When I approach a redesign of my own portfolio, I take it as an opportunity to learn as many new topics as possible as well as create something that feels ‘new’ to the internet. This time around, I took the opportunity to explore Node.js. I’ve had limited experience with Node on a second-hand basis in the past; both of the winning hackathon projects I worked on operated via a Node backend. This website, however, is my first time using Node to build any sort of site of my own.
I structured my Node environment around Amazon's Elastic Beanstalk as to take advantage of their integrated git deployment system. The code, therefore, is versioned on github. If you happen to take a look at my user page, you might note this page was mostly built on the nights and weekends of an 17-day committing spree. There's passion in those numbers, friend.
To keep myself on-track, I used Asana to prioritize tasks. The Asana workflow worked well because I also utilize it for work; so when I had an idea I could quickly add it to my list, then I could check off a couple tasks each night.

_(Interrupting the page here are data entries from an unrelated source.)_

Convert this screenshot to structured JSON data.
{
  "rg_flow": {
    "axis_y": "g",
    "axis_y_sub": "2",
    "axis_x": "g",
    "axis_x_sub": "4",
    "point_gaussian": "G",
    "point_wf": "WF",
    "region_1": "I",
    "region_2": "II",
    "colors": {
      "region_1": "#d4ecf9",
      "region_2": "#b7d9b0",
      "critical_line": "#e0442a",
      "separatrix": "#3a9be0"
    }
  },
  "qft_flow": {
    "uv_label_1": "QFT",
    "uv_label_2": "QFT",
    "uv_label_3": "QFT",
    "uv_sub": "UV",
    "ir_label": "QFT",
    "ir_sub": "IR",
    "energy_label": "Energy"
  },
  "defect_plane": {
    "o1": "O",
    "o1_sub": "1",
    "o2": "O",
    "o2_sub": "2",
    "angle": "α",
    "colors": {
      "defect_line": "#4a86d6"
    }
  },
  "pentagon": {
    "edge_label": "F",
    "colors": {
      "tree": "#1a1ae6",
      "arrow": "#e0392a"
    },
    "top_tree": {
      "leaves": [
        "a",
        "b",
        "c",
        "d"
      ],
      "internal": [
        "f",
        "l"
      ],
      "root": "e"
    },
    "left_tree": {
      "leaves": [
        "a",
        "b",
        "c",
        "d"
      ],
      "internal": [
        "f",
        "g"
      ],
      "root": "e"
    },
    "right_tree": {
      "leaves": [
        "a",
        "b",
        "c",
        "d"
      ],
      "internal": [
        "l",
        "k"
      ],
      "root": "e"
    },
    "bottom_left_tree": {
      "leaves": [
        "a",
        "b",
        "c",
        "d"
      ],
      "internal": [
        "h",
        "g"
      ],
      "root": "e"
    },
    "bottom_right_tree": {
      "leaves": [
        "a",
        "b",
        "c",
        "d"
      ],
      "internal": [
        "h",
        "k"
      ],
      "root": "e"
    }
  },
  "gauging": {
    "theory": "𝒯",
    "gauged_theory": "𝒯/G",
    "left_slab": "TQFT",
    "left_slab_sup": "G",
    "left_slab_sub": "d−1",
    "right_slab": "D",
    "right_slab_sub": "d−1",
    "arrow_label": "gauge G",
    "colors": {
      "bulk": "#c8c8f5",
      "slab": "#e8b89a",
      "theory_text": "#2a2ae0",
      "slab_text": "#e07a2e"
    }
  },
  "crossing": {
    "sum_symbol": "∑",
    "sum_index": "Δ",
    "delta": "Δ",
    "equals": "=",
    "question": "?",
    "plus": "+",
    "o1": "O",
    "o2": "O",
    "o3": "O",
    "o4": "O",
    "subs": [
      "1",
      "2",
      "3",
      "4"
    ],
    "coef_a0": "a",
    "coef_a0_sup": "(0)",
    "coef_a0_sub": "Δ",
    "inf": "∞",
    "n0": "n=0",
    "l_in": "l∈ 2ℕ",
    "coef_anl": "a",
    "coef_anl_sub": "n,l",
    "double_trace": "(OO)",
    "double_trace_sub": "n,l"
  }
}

The website it's self is built on Express.js, the popular server framework. The CSS is preprocessed using Stylus with Nib for vendor prefixing. Stylus carried only a slight learning curve from Less or Scss, but had some major advantages. The biggest thing Stylus offered was the ability to inline, then group my media queries using a cache. Roman Komarov, a Stylus contributor, writes about the process on his blog (kizu.ru).
The design of this site comes from the evolution and iteration of many various projects. For example, you may be asking yourself, “Where's my hamburger?” The hamburger, in this case refers to the 3-bar menu icon used throughout contemporary UI design. In my initial design for the site I used the hamburger, and neatly crafted the animation of ☰ to ✕ on activation. However on this website, my playground for experimentation, I wanted to try something a little different. I landed on the “+ to —” set as an alternative to the mainstay of the hamburger.
In large part, the website was inspired by a two week vacation to Tokyo. Though many of the elements existed independently, the trip acted as a sabbatical for me to bring these ideas together. I've always had a passion for minimalism, and of all places I feel a portfolio is a good place to limit visual noise.